Research Statement

In my dissertation, Poetics of Revelation: Communities of the Literary Oracular in Transatlantic Modernism, I asked why Cold War Latin America had a rebirth of “visionary” poetry. Why revelation in an age of revolution? With case studies on Spain (María Zambrano), Mexico (Octavio Paz), and Bolivia (Jaime Saenz), I studied intellectuals who radicalized politically in their youth only to retreat from politics after 1940, focusing my analysis on their internalization of revolutionary fatigue and growing distrust in any self-declared people’s party. Their new concern that “national energy” was so volatile it could turn assemblies into mobs convinced them that such a perilous force needed to be protected and transmitted for posterity, as is reflected in “Hacia un saber sobre el alma” by María Zambrano, “La poesía de soledad y la poesía de comunión” by Octavio Paz, and Muerte por el tacto by Jaime Saenz.

With an interdisciplinary approach that combines intellectual history with post-structural analysis and the sociology of literature, I set forth a theoretical model (“the literary oracular”) which permitted the conflict of poetic revelation to articulate its unity in transatlantic modernism through a critique of instrumental reason leveled by cultural mediators who refused to accept the disintegration of tradition, which they thought had to pass through them if it was to survive. Identifying as part of a transhistorical society of kindred interpreters of history who defied western philosophy in praise of revelation, these seers abandoned the systematic abstraction of truth for a philosophy of life based on discipleship, as is reflected in “La confesión como género literario y como método,” Los hijos del limo, and “En la abadía de San Florián” by the same authors, respectively. Since these authors were poets, to name their visions they imagined a new language that would remain impervious to the vociferous chants of the political rally. Their disillusionment with radical platforms that constructed mass culture as a people led them to step in as an oracular sage and to use the rhetoric of revelation to mediate between the extremes of a polarized political field and between elite literary production and a new literate class.

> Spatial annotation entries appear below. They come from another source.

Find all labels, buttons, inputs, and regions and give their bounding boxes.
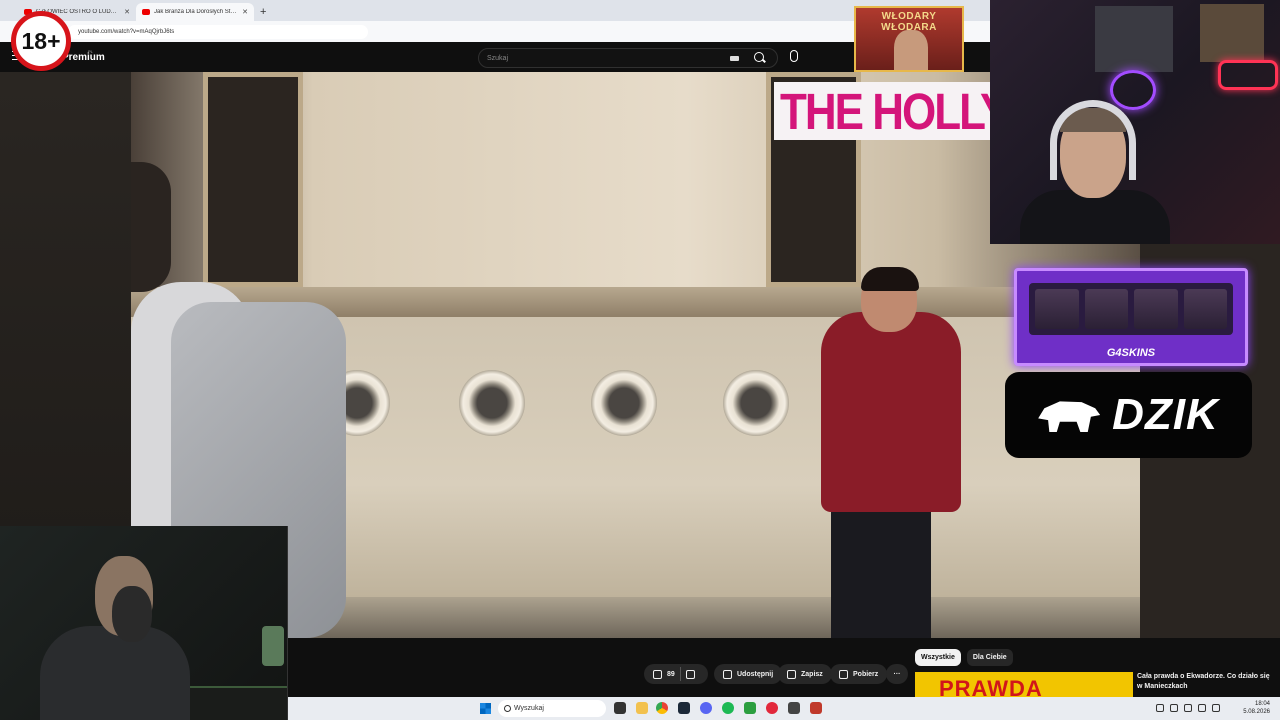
app-icon[interactable] xyxy=(810,702,822,714)
share-icon xyxy=(723,669,732,679)
secondary-webcam xyxy=(0,526,288,720)
like-dislike-group[interactable]: 89 xyxy=(644,664,708,684)
youtube-header: Premium PL Szukaj xyxy=(0,42,990,72)
save-button[interactable]: Zapisz xyxy=(778,664,832,684)
bookmark-icon xyxy=(787,669,796,679)
headset-icon xyxy=(112,586,152,642)
search-icon[interactable] xyxy=(752,50,768,66)
wall-poster xyxy=(1200,4,1264,62)
taskbar-search-input[interactable]: Wyszukaj xyxy=(498,700,606,717)
clock-date: 5.08.2026 xyxy=(1243,709,1270,715)
youtube-logo[interactable]: Premium xyxy=(62,52,105,63)
recommendation-filters: Wszystkie Dla Ciebie xyxy=(915,649,1013,666)
microphone-icon[interactable] xyxy=(790,50,798,62)
case-slot xyxy=(1084,289,1128,329)
video-action-bar: 89 Udostępnij Zapisz Pobierz ··· xyxy=(288,660,910,688)
tray-icon[interactable] xyxy=(1170,704,1178,712)
clock-time: 18:04 xyxy=(1254,701,1270,707)
video-person-left-head xyxy=(131,162,171,292)
browser-tab-2[interactable]: Jak Branża Dla Dorosłych Stała... ✕ xyxy=(136,3,254,21)
filter-chip-all[interactable]: Wszystkie xyxy=(915,649,961,666)
thumbs-down-icon[interactable] xyxy=(685,669,695,679)
search-placeholder: Szukaj xyxy=(487,54,509,62)
wifi-icon[interactable] xyxy=(1198,704,1206,712)
wlodary-banner-figure xyxy=(894,30,928,70)
browser-tab-bar: CZŁOWIEC OSTRO O LUDZIA... ✕ Jak Branża … xyxy=(0,0,990,21)
filter-chip-for-you[interactable]: Dla Ciebie xyxy=(966,649,1013,666)
streamer-shirt xyxy=(1020,190,1170,244)
spotify-icon[interactable] xyxy=(722,702,734,714)
share-button[interactable]: Udostępnij xyxy=(714,664,783,684)
person-body xyxy=(40,626,190,720)
task-view-icon[interactable] xyxy=(614,702,626,714)
file-explorer-icon[interactable] xyxy=(636,702,648,714)
new-tab-button[interactable]: + xyxy=(254,6,272,21)
neon-sign xyxy=(1218,60,1278,90)
video-person-red-shirt xyxy=(821,312,961,512)
close-icon[interactable]: ✕ xyxy=(124,8,130,16)
g4skins-case-slots xyxy=(1029,283,1233,335)
logo-region: PL xyxy=(88,49,93,54)
more-actions-button[interactable]: ··· xyxy=(886,664,908,684)
video-scene-porthole xyxy=(459,370,525,436)
wlodary-banner: WŁODARY WŁODARA xyxy=(854,6,964,72)
thumbnail-text: PRAWDA xyxy=(939,676,1043,697)
download-label: Pobierz xyxy=(853,670,879,678)
g4skins-logo: G4SKINS xyxy=(1106,347,1156,359)
tray-icon[interactable] xyxy=(1184,704,1192,712)
discord-icon[interactable] xyxy=(700,702,712,714)
case-slot xyxy=(1183,289,1227,329)
thumbs-up-icon[interactable] xyxy=(653,669,662,679)
case-slot xyxy=(1035,289,1079,329)
taskbar-search-placeholder: Wyszukaj xyxy=(514,705,544,712)
g4skins-sponsor-widget: G4SKINS xyxy=(1014,268,1248,366)
age-rating-badge: 18+ xyxy=(11,11,71,71)
video-scene-window xyxy=(203,72,303,287)
video-person-hair xyxy=(861,267,919,291)
app-icon[interactable] xyxy=(788,702,800,714)
video-scene-porthole xyxy=(723,370,789,436)
download-button[interactable]: Pobierz xyxy=(830,664,888,684)
opera-icon[interactable] xyxy=(766,702,778,714)
streamer-webcam xyxy=(990,0,1280,244)
windows-start-icon[interactable] xyxy=(480,703,491,714)
recommended-video-thumbnail[interactable]: PRAWDA xyxy=(915,672,1133,697)
video-sign-overlay: THE HOLLYW xyxy=(774,82,990,140)
dzik-logo-text: DZIK xyxy=(1112,390,1219,439)
tray-icon[interactable] xyxy=(1156,704,1164,712)
cup xyxy=(262,626,284,666)
download-icon xyxy=(839,669,848,679)
keyboard-icon[interactable] xyxy=(730,56,739,61)
system-tray xyxy=(1156,704,1220,712)
steam-icon[interactable] xyxy=(678,702,690,714)
share-label: Udostępnij xyxy=(737,670,774,678)
save-label: Zapisz xyxy=(801,670,823,678)
recommended-video-title[interactable]: Cała prawda o Ekwadorze. Co działo się w… xyxy=(1137,672,1277,692)
address-bar: youtube.com/watch?v=mAqQjrbJ6ts xyxy=(0,21,990,42)
boar-icon xyxy=(1038,401,1101,432)
youtube-favicon-icon xyxy=(142,9,150,15)
tab-title: Jak Branża Dla Dorosłych Stała... xyxy=(154,9,239,15)
url-field[interactable]: youtube.com/watch?v=mAqQjrbJ6ts xyxy=(68,24,368,39)
keyboard xyxy=(190,686,287,720)
like-count: 89 xyxy=(667,670,675,678)
volume-icon[interactable] xyxy=(1212,704,1220,712)
close-icon[interactable]: ✕ xyxy=(242,8,248,16)
video-sign-text: THE HOLLYW xyxy=(780,84,990,140)
neon-sign xyxy=(1110,70,1156,110)
windows-taskbar: Wyszukaj 18:04 5.08.2026 xyxy=(288,697,1280,720)
chrome-icon[interactable] xyxy=(656,702,668,714)
system-clock[interactable]: 18:04 5.08.2026 xyxy=(1243,700,1270,716)
case-slot xyxy=(1134,289,1178,329)
divider xyxy=(679,667,681,681)
app-icon[interactable] xyxy=(744,702,756,714)
video-scene-porthole xyxy=(591,370,657,436)
headset-icon xyxy=(1050,100,1136,180)
wall-poster xyxy=(1095,6,1173,72)
dzik-sponsor-logo: DZIK xyxy=(1005,372,1252,458)
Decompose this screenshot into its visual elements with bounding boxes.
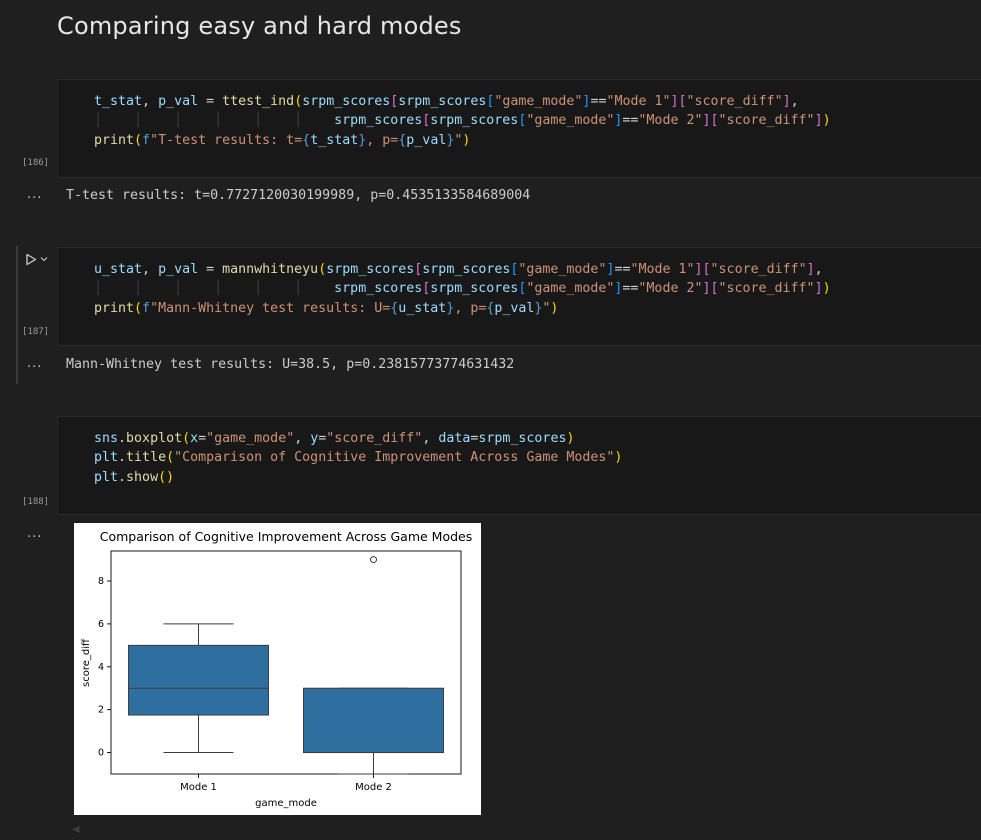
- code-cell-187[interactable]: u_stat, p_val = mannwhitneyu(srpm_scores…: [57, 247, 981, 346]
- y-tick-label: 8: [98, 576, 104, 587]
- notebook-page: Comparing easy and hard modes t_stat, p_…: [0, 0, 981, 840]
- code-line[interactable]: │ │ │ │ │ │ srpm_scores[srpm_scores["gam…: [94, 111, 831, 131]
- y-axis-label: score_diff: [81, 638, 92, 687]
- code-line[interactable]: t_stat, p_val = ttest_ind(srpm_scores[sr…: [94, 92, 799, 112]
- cell-output: Mann-Whitney test results: U=38.5, p=0.2…: [66, 357, 515, 372]
- y-tick-label: 6: [98, 619, 104, 630]
- boxplot-output: Comparison of Cognitive Improvement Acro…: [74, 523, 481, 815]
- execution-count: [186]: [22, 158, 50, 168]
- scroll-left-arrow-icon[interactable]: ◀: [72, 824, 80, 835]
- x-axis-label: game_mode: [255, 798, 317, 809]
- y-tick-label: 0: [98, 748, 104, 759]
- output-menu-dots[interactable]: ...: [27, 526, 42, 541]
- cell-output: T-test results: t=0.7727120030199989, p=…: [66, 188, 531, 203]
- code-line[interactable]: │ │ │ │ │ │ srpm_scores[srpm_scores["gam…: [94, 279, 831, 299]
- y-tick-label: 4: [98, 662, 104, 673]
- x-tick-label: Mode 1: [180, 782, 217, 793]
- code-line[interactable]: plt.show(): [94, 468, 174, 488]
- box-mode-2: [303, 687, 444, 754]
- output-menu-dots[interactable]: ...: [27, 187, 42, 202]
- box-mode-1: [128, 644, 269, 716]
- y-tick-label: 2: [98, 705, 104, 716]
- code-line[interactable]: plt.title("Comparison of Cognitive Impro…: [94, 448, 622, 468]
- outlier-point: [370, 556, 377, 564]
- code-line[interactable]: sns.boxplot(x="game_mode", y="score_diff…: [94, 429, 574, 449]
- execution-count: [187]: [22, 327, 50, 337]
- output-menu-dots[interactable]: ...: [27, 356, 42, 371]
- code-cell-188[interactable]: sns.boxplot(x="game_mode", y="score_diff…: [57, 416, 981, 515]
- code-line[interactable]: print(f"T-test results: t={t_stat}, p={p…: [94, 131, 470, 151]
- cell-focus-bar: [16, 246, 18, 384]
- code-line[interactable]: u_stat, p_val = mannwhitneyu(srpm_scores…: [94, 260, 823, 280]
- x-tick-label: Mode 2: [355, 782, 392, 793]
- run-cell-button[interactable]: [25, 251, 53, 267]
- chevron-down-icon[interactable]: [40, 256, 48, 262]
- execution-count: [188]: [22, 497, 50, 507]
- markdown-heading: Comparing easy and hard modes: [57, 12, 462, 40]
- chart-title: Comparison of Cognitive Improvement Acro…: [100, 529, 473, 544]
- boxplot-chart: Comparison of Cognitive Improvement Acro…: [81, 529, 473, 809]
- code-cell-186[interactable]: t_stat, p_val = ttest_ind(srpm_scores[sr…: [57, 79, 981, 178]
- code-line[interactable]: print(f"Mann-Whitney test results: U={u_…: [94, 299, 558, 319]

Building on my dissertation’s theme of communitarian thought, my current project focuses on populism and populist leaders in Spanish and Latin American history and literature, inviting us to rethink these social phenomena in our historical present by asking, what counts as a people and how can a people make itself count? Drawing on examples from conservative and progressive social movements in an extensive Hispanic tradition of non-participatory democracy and strongman rule, I analyze the evolution of the category of “people” as advanced by political theorists and sociologists from the 1950s to the present. Guided by frameworks of political philosophy, intellectual history, and rhetorical analysis that informed my dissertation, I ask how the “people” may serve a social function that is foundational and, at once, destabilizing. If it is the “people” who bestow sovereignty upon a leader, how is this leader able to dissolve the institutions of representative democracy in the name of the people? To pursue this line of inquiry, I turn to the representational repertoires mobilized by leaderless movements and populist leaders, vis-à-vis the rhetorical construction of the people. Within the evolution of the category of the “people,” I wish to study Persona y democracia (1958) by Spanish philosopher María Zambrano, which counts as her most overtly sociopolitical work, written from exile in Rome.

This research will contribute to the reevaluation of populist movements and theories of populism currently under way among intellectual historians, political theorists, and cultural sociologists. I want to understand how Zambrano’s proposal of “democratic personhood” may renew our understanding of this social phenomenon under the scrutiny of analysis aimed not only at the theoretical program she advanced as a “sacrificial history,” but also at how she undoes Ortega y Gasset’s oversimplified dichotomy of the “minorías directivas” and the “hombre-masa,” in her communitarian thinking about the alienated subject’s relation to the public sphere. I will demonstrate how her philosophy facilitates an assessment of arguments advanced by leaderless movements and the claims of political reformers who demand compensation for disenfranchised communities, paradoxically, by undermining the institutions of representative democracy so that party politics does not block the path to social justice or obstruct the personal relation between the people and their chosen leader. Bringing her thinking to bear on populist rhetoric of the 20th and 21st centuries, I also will examine politicians’ reception of influential reactionary arguments which conflate the distinction between legality and legitimacy, positive law and a people’s natural constitution, while challenging the priority of “autoridad de la razón” over “razón de autoridad.”